O coronel tomou a palavra.

— Fui amigo de seu pai e do major; seu pai morreu há muito; ficamos eu e o major como dois sobreviventes dos três irmãos Horácios, nome que nos davam os homens do nosso tempo. O major era casado, eu solteiro. Um dia, por motivos que não vêm ao caso, o major suspeitou que sua mulher lhe era infiel, e expulsou-a de casa. Eu também acreditei na infidelidade de Fernanda, e aprovei, em parte, o ato do major. Digo-lhe em parte, porque a pobre mulher no dia seguinte não tinha de comer; e foi de minha mão que recebeu alguma coisa. Protestou ela por sua inocência com as lágrimas nos olhos; eu não acreditei nas lágrimas nem nos protestos. O major ficou louco, e veio para esta casa com a filha, e nunca mais saiu. Acontecimentos imprevistos me obrigaram a ir pouco depois para o Norte, onde estive até há pouco. E não teria voltado se...

O coronel estacou.

— Que é? perguntou-lhe o doutor.

— Não vê um vulto ali?

— Aonde?

— Ali.

Com efeito encaminhava-se um vulto para os dois interlocutores; a alguns passos reconheceram ser o criado José.
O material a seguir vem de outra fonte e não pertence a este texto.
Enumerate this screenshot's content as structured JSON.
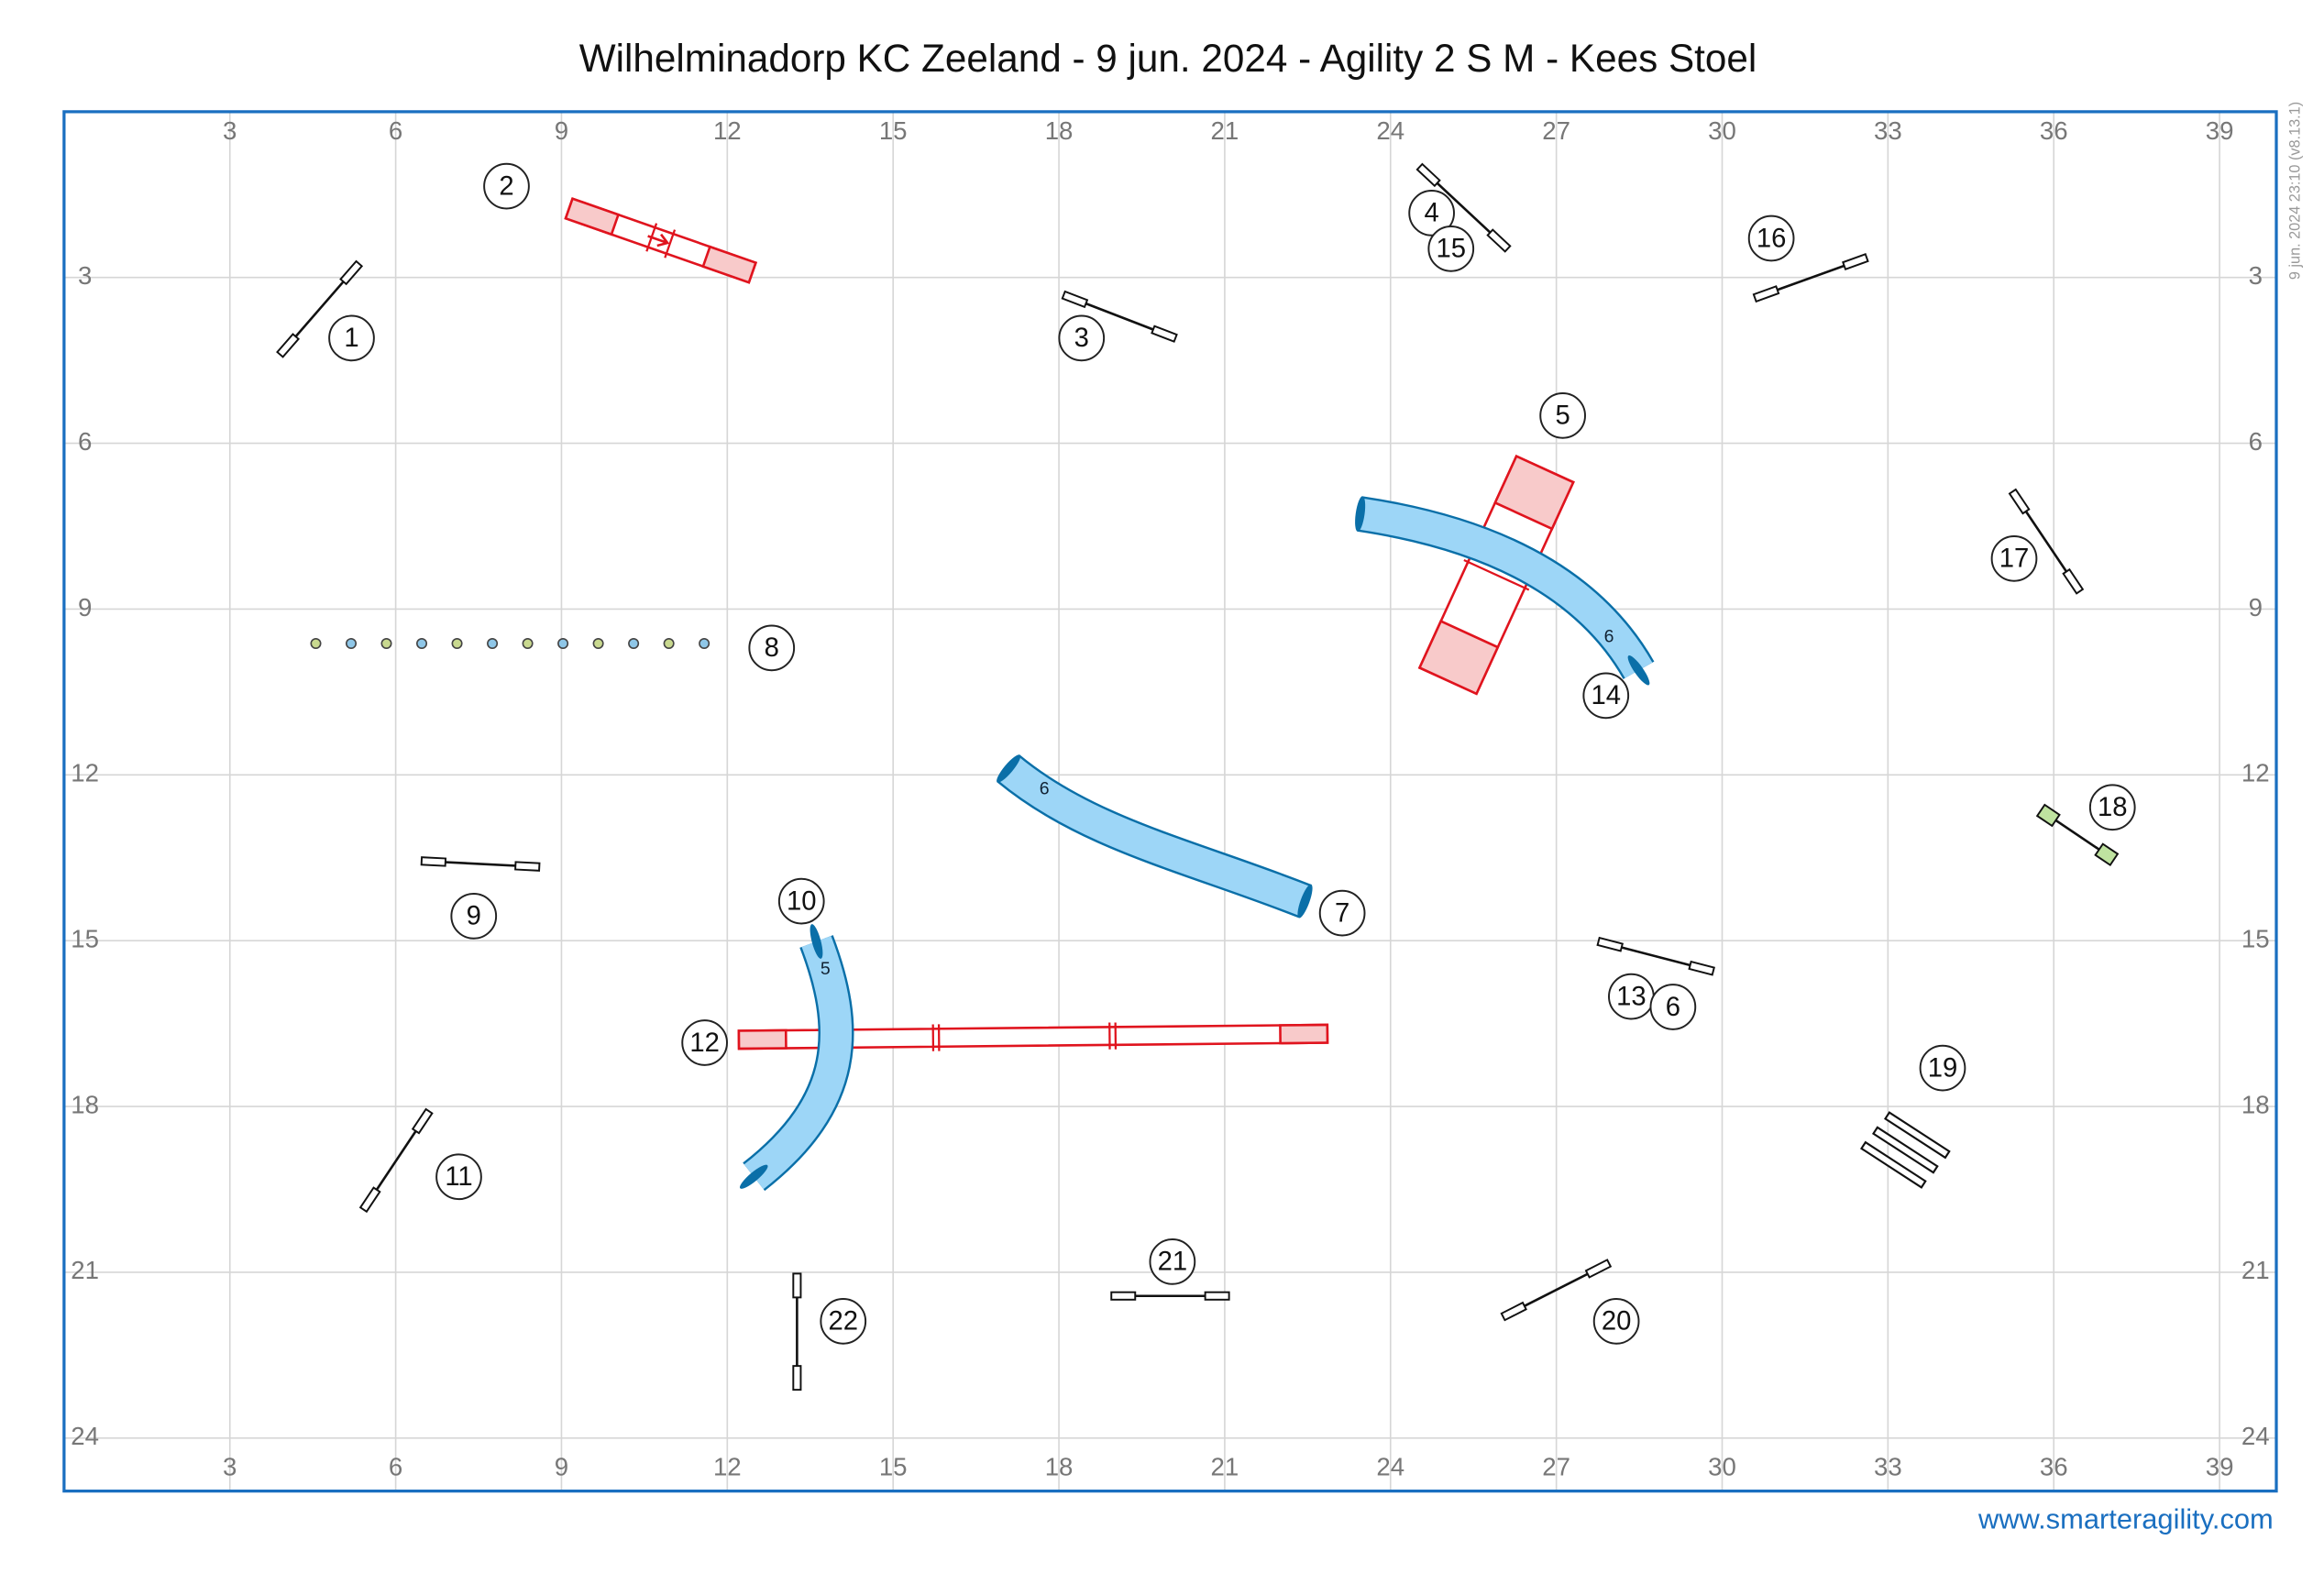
{
  "title": "Wilhelminadorp KC Zeeland - 9 jun. 2024 - Agility 2 S M - Kees Stoel",
  "timestamp": "9 jun. 2024 23:10  (v8.13.1)",
  "footer": "www.smarteragility.com",
  "grid": {
    "xticks": [
      3,
      6,
      9,
      12,
      15,
      18,
      21,
      24,
      27,
      30,
      33,
      36,
      39
    ],
    "yticks": [
      3,
      6,
      9,
      12,
      15,
      18,
      21,
      24
    ]
  },
  "obstacle_numbers": [
    1,
    2,
    3,
    4,
    15,
    16,
    5,
    14,
    17,
    8,
    7,
    18,
    9,
    10,
    12,
    13,
    6,
    19,
    11,
    21,
    20,
    22
  ],
  "tunnel_labels": [
    "6",
    "6",
    "5"
  ]
}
— Sr. Coronel, disse o criado, ando à sua procura.

— Por quê?

— O amo quer falar-lhe.

— Bem; lá vou.

O criado retirou-se, e o coronel continuou:

— Não teria voltado se não adquirisse a certeza de que as suspeitas do major eram todas infundadas.

— Como?

— Fui encontrar, depois de tantos anos, na província em que me achava, a esposa do major servindo de criada em uma casa. Tinha tido uma vida exemplar; as informações que obtive confirmavam as asseverações dela. As suspeitas fundavam-se numa carta achada em poder dela. Ora, essa carta comprometia uma mulher, mas não era Fernanda; era outra, cujo testemunho ouvi no ato de morrer. Compreendi que era talvez o meio de chamar o major à razão vir contar-lhe isso tudo. Vim, com efeito, e expus-lhe o que sabia.

— E ele?

— Não acredita; e quando parece ir-se convencendo das minhas asseverações, volta-lhe a idéia de que ele não é casado, porque os anjos não casam; enfim, o mais que o senhor sabe.

— Então está perdido?

— Creio que sim.

— Nesse caso cumpre salvar-lhe a filha.

— Por quê?

— Porque o major educou Celestina na mais absoluta reclusão possível, e desde pequena incutiu-lhe a idéia de que anda possuído, de maneira que eu tenho medo de que a pobre moça sofra igualmente.

— Descanse; o casamento será feito quanto antes; e o senhor a levará daqui; em último caso, se não pudermos convencê-lo, sairão sem que ele o saiba.

Levantaram-se os dois, e ao chegarem perto da casa, saiu-lhes ao encontro o criado, trazendo um novo recado do major.

— Parece-me que está doente, acrescentou o criado.

— Doente?

O coronel apressou-se a ir ter com o amigo, enquanto o doutor foi para o quarto esperar notícias dele.